本の感想

評論ではなく、「思ったこと」を書きます

橋爪大三郎著『はじめての構造主義』を読んで

 

はじめての構造主義 (講談社現代新書)

はじめての構造主義 (講談社現代新書)

 

 

 本屋の新書コーナーを見ていて、何気なくこの本を手に取って読むことになった。装丁は新しいが、本書が出版されたのはなんと1988年だ。そうとは露知らず、ごく近年執筆されたものだろうと勝手に思いながら読み終えてしまった。思想書の類を読んでこれほど感動するとは思いもよらなかった。
 言われてみれば、端々にその時代を思わせる部分はある。マルクス主義についての説明が簡潔であることもそうだろう。やはりどの時代の人々も、少し前に関しては詳しいのだ。また本書が出版される5年前に浅田彰の『構造と力』が世に出ている。どのくらいの人が理解できたのかは不明だが、哲学が関心を集めていた稀な時代であったことは確かだ。多くの人がその世界を知ったと同時にその壁の高さも感じただろう。そんな時代に、難解な哲学書への橋渡し、もしくは動機付けを行うために本書は書かれたのかもしれない。
 思想の解説書はどうしても淡白になる。

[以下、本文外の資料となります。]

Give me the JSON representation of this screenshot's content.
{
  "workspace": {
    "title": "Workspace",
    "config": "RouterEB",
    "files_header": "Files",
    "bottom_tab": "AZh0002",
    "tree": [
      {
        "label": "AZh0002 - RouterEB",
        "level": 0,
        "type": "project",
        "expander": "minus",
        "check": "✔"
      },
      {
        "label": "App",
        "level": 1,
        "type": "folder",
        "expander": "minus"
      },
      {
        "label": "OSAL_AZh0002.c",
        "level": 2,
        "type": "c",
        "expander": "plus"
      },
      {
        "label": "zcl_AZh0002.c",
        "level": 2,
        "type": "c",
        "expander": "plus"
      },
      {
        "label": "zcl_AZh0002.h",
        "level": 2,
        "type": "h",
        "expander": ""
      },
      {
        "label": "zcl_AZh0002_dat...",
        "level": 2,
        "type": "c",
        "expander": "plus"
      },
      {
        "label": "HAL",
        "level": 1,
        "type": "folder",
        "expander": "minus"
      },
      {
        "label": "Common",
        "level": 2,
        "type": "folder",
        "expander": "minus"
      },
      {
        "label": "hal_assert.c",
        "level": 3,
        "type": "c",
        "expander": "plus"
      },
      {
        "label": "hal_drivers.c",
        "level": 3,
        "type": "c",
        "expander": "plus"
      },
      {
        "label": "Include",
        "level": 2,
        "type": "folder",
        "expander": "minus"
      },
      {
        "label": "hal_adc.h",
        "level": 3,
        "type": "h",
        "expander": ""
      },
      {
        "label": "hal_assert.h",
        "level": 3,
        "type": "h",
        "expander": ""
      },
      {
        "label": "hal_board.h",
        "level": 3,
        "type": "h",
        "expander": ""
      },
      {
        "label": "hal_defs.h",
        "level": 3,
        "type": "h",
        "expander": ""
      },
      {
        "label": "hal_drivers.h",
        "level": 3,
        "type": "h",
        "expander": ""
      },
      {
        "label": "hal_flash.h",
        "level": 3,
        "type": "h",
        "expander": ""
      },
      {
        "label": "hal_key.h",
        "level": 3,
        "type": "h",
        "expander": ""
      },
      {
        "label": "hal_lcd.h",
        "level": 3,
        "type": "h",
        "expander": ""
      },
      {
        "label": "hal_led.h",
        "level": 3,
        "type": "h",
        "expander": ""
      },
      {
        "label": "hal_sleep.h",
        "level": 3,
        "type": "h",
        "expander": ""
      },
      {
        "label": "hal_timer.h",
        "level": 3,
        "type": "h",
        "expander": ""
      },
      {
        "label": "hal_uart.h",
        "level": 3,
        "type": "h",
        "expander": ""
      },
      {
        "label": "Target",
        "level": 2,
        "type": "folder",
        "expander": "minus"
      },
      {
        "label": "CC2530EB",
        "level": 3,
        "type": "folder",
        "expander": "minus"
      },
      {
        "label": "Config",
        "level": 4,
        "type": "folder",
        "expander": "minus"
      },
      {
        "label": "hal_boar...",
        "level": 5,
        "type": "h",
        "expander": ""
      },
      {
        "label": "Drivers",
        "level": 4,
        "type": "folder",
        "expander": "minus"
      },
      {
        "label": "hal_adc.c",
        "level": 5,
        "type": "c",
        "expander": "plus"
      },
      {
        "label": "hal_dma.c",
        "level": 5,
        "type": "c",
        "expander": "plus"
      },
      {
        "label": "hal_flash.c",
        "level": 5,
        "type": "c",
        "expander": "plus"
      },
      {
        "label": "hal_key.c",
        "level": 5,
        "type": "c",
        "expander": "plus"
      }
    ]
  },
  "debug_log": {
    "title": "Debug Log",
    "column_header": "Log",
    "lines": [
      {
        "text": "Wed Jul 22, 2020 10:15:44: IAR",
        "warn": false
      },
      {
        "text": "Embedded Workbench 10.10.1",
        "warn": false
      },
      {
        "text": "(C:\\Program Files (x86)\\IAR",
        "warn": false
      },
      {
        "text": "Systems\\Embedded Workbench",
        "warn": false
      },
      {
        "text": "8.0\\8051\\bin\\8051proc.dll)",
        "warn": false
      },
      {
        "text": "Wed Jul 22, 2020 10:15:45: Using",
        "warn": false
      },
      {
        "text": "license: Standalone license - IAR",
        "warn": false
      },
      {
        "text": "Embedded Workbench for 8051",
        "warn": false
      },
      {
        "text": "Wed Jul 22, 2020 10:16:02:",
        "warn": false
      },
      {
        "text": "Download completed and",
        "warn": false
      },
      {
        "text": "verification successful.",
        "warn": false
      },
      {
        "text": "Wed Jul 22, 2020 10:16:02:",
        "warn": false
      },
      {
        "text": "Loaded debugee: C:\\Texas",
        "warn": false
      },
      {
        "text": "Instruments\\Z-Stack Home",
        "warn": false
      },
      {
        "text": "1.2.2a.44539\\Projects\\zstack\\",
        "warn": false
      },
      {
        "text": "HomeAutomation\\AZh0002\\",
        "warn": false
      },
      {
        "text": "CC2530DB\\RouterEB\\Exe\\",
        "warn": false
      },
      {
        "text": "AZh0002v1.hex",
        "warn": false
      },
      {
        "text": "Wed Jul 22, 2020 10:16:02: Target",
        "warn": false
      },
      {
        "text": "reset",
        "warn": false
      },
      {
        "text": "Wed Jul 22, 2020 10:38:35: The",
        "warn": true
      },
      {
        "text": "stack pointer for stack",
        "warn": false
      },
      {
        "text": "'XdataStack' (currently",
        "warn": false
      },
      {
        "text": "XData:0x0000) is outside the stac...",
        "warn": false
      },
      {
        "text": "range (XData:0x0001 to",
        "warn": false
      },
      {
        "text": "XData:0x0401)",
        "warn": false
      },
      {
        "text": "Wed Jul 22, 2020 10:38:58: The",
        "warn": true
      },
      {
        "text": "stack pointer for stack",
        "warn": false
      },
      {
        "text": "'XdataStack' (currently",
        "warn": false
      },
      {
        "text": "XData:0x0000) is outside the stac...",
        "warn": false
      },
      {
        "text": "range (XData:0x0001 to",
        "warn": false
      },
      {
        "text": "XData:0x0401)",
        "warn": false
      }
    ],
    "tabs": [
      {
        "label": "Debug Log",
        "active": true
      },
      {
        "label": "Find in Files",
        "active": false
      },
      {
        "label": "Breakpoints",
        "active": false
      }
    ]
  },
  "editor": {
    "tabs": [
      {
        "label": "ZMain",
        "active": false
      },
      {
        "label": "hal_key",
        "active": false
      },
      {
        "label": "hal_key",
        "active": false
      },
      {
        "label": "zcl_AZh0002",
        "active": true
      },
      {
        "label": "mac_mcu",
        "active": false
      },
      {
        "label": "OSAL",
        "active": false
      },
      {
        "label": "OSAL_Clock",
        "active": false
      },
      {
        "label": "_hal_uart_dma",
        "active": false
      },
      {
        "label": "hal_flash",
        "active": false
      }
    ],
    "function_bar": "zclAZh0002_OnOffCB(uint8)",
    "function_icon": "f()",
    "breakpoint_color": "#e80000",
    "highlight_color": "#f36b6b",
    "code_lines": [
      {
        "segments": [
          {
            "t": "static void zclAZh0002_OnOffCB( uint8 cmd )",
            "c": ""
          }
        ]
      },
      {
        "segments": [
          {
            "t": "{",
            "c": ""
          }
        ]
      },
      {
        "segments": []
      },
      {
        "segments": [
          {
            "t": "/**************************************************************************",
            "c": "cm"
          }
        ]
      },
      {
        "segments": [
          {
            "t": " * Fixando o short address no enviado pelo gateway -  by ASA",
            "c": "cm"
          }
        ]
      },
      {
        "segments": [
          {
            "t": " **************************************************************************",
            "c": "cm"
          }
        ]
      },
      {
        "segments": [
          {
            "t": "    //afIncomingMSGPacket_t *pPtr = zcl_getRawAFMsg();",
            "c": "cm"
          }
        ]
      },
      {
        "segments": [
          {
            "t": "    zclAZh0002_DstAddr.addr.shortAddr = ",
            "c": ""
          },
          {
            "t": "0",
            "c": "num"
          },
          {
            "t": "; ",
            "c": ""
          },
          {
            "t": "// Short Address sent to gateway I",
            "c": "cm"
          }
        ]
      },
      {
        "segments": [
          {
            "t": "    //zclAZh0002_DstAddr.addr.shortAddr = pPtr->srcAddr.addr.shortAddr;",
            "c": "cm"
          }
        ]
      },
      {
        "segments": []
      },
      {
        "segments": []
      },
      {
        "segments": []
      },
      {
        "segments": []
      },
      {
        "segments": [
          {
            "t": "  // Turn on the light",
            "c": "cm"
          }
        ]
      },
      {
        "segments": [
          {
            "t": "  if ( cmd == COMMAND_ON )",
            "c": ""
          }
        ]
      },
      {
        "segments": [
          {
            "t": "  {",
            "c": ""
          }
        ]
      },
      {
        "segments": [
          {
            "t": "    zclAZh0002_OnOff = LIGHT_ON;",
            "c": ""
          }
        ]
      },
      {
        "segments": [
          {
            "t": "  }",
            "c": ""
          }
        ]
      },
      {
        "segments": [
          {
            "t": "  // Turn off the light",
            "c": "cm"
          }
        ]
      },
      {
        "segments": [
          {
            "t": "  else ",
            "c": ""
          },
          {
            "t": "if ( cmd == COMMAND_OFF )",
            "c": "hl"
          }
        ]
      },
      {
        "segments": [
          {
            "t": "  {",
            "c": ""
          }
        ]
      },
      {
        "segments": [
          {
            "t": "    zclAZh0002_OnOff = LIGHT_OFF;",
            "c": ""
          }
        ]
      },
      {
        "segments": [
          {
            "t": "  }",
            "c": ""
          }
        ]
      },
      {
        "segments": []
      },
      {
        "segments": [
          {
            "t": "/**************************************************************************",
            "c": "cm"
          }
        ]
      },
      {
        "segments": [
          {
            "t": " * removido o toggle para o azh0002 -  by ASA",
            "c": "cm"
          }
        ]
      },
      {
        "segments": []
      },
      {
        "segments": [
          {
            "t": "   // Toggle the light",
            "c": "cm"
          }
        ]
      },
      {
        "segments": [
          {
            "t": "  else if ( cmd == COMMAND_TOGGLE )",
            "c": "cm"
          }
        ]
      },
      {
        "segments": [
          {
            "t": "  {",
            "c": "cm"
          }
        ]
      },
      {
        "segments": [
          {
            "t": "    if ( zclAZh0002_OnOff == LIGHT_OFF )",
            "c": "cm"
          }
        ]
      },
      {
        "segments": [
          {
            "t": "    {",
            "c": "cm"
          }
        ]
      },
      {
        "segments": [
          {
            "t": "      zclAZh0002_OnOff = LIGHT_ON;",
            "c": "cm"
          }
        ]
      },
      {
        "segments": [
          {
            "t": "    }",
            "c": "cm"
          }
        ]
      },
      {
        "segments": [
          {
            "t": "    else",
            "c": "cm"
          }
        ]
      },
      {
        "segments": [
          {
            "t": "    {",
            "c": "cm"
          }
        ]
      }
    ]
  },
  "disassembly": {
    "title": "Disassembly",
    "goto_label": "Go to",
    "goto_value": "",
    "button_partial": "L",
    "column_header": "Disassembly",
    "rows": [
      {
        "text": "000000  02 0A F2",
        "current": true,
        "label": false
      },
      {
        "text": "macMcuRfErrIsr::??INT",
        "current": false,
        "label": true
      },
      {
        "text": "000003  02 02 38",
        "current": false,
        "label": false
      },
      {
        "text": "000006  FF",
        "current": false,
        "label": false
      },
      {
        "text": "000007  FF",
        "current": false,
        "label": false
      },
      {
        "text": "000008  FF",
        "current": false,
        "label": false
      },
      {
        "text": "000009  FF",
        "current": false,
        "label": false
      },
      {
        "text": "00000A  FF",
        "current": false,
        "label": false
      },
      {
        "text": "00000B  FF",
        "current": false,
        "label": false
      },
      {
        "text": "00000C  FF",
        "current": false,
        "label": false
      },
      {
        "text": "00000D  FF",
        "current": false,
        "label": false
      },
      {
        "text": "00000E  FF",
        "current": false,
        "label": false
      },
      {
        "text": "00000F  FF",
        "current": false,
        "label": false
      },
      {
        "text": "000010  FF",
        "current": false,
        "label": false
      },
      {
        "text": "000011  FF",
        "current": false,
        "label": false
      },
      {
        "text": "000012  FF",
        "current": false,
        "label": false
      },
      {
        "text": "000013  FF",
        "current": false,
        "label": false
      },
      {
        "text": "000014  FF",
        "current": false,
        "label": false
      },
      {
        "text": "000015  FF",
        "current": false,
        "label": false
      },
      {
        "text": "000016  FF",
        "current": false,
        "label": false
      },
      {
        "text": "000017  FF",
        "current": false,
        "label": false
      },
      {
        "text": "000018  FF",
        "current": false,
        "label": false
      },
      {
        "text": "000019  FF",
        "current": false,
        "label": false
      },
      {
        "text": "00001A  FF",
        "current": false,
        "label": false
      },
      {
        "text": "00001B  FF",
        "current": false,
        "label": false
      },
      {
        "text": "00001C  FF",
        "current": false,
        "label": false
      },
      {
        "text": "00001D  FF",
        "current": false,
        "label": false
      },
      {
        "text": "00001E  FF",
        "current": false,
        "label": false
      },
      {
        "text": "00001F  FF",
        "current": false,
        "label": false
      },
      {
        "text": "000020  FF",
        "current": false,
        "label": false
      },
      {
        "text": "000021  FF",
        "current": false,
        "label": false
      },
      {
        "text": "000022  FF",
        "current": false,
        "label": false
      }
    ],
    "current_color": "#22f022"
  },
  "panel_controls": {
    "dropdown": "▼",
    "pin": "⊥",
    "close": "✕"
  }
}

思想がたいてい複数の概念を提示し、それを一つ一つ説明して行けば字引のようになってしまうからだ。また誰それの入門となっていても、ウィトゲンシュタインのように時期によって変化する場合が多い。それをまた個別に記述すれば、字引になる可能性は高くなる。思想がどこかで「楽しむもの」から「覚えるもの」になってしまうのだ。そんな思想書がもつ壁を、独断と偏見で越えていった点が橋爪さんの功績だろう。
 多くの本を読むことが暗黙のうちに是とされ、多くのことを知ることが是とされている。そんな風潮とも言えないものがどこかにある。多くを知ることは見識の広さを生み出し、人を豊かにするからだ。多くを知ることは素晴らしい。だが同時にどこかで、「知る」の意味が「聞いたことある」というレベルにまで下がっているような気もする。SNS文化の特徴も、「軽さ」にある。気軽にシェア(おすすめ)できる文化だ。友人がシェアしていたものを少し見て、良ければ自分もシェアをする。このループの高速性がネットを動かしている。そもそもシェアした人をそれについて「知る」人だとは思わず「聞いたことがある」人だと思っている。このような新しい「知」のあり方も良いと思うが、これに傾倒しすぎるのは良くない。知識を広く持とうとするほどに、一箇所に留まれる時間は少なくなる。「聞いたことある」ばかりでは、先へ進むことは難しい。むしろ、ノロくあることが正解な場合もあると思う。
 その意味で、本書はとてもノロかった。構造主義を解説すると言いながらレヴィ=ストロース以外はほんの数ページずつで終わらせている。構造主義の全体について読んだとは到底言えない。詳しく知っている人からは、そこしか知らないのかと言われそうだ。しかしこの木を見て森を見ずな知識は沢山の「聞いたことある」よりも価値がある、と勝手に思っている。いや、本という時代遅れでスローなメディアを嗜好しているので、そう思いたいというのが正しいかもしれない。
 知識や歴史などに対して、普遍的で正しい理解というものはないと思う。正しいとされているのはあくまで現時点での多数の見解だ(という見解が正しくない可能性はあるが…)。つまり、どうせ正しくないのだからすべて主観的判断になるだろう。みんなはこう解釈していると言われても面白くない、独断と偏見のほうがまだ面白い。
 本書のようなものが増えて欲しい。そして、そんなものをまた偶然手に取りたいと思った。